連続したエタノールシリーズでサンプルを室温で30分間、交換ごとに洗浄します。最後に、組織をFAA固定液に室温で30分間固定します。次に、FAA固定液を取り外し、70%エタノールを追加します。

デジタルカメラを搭載した解剖顕微鏡で組織を検査するか、ここに示されている植物で後で見るために摂氏4度で保存します。ダークブルーは、TS O2プロモーターによって駆動されるGUS活性を反映しています。シュートの頂点には、活発に分裂する細胞を持つ原始的な若い葉があります。

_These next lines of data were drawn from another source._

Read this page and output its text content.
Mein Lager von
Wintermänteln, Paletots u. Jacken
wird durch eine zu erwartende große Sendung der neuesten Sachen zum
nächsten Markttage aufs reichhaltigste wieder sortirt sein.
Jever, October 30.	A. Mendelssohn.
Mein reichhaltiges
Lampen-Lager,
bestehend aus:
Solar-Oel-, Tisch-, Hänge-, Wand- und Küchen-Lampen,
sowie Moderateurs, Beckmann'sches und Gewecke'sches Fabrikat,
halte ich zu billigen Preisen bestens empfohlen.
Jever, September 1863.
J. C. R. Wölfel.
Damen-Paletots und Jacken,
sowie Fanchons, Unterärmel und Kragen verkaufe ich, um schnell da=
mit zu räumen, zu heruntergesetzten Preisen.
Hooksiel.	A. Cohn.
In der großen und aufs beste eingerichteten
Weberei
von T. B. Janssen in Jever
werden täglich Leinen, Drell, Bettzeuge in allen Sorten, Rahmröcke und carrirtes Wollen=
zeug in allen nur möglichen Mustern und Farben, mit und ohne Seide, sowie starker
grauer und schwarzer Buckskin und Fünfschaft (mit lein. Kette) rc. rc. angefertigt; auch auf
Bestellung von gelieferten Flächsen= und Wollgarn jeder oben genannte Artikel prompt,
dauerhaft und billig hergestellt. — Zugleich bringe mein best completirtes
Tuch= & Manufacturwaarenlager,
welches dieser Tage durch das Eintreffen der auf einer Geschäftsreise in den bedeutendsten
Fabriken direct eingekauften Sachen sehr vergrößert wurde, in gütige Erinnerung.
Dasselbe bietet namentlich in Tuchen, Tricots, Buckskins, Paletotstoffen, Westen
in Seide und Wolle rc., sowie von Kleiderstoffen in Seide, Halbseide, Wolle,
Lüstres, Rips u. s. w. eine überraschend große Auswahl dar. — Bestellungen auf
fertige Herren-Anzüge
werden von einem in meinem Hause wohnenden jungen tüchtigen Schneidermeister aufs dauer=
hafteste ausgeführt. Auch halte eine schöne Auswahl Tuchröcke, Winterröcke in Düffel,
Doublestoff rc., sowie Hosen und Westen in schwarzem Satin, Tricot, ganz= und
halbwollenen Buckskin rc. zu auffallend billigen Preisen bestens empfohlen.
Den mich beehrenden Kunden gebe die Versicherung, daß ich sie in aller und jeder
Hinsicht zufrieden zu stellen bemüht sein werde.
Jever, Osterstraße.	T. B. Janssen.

これは、DNDP生合成のために高発現したTS O2遺伝子に反映されており、ガス活性の濃い青色で示されています。青色に染まった側根原始も観察でき、根の先端にも染色が見られます。不均一な散発パターンは、細胞周期の位相特異的発現の特徴です。

フローラルディップ法を使用してシロイヌナズナ植物を形質転換し、トランスジェニック苗のレポーターガス発現を調べる方法を紹介しました。この手順を行うときは、健康な植物を飼うことが重要です。というわけで、これだけです。

ご覧いただきありがとうございます、そしてあなたの実験に頑張ってください。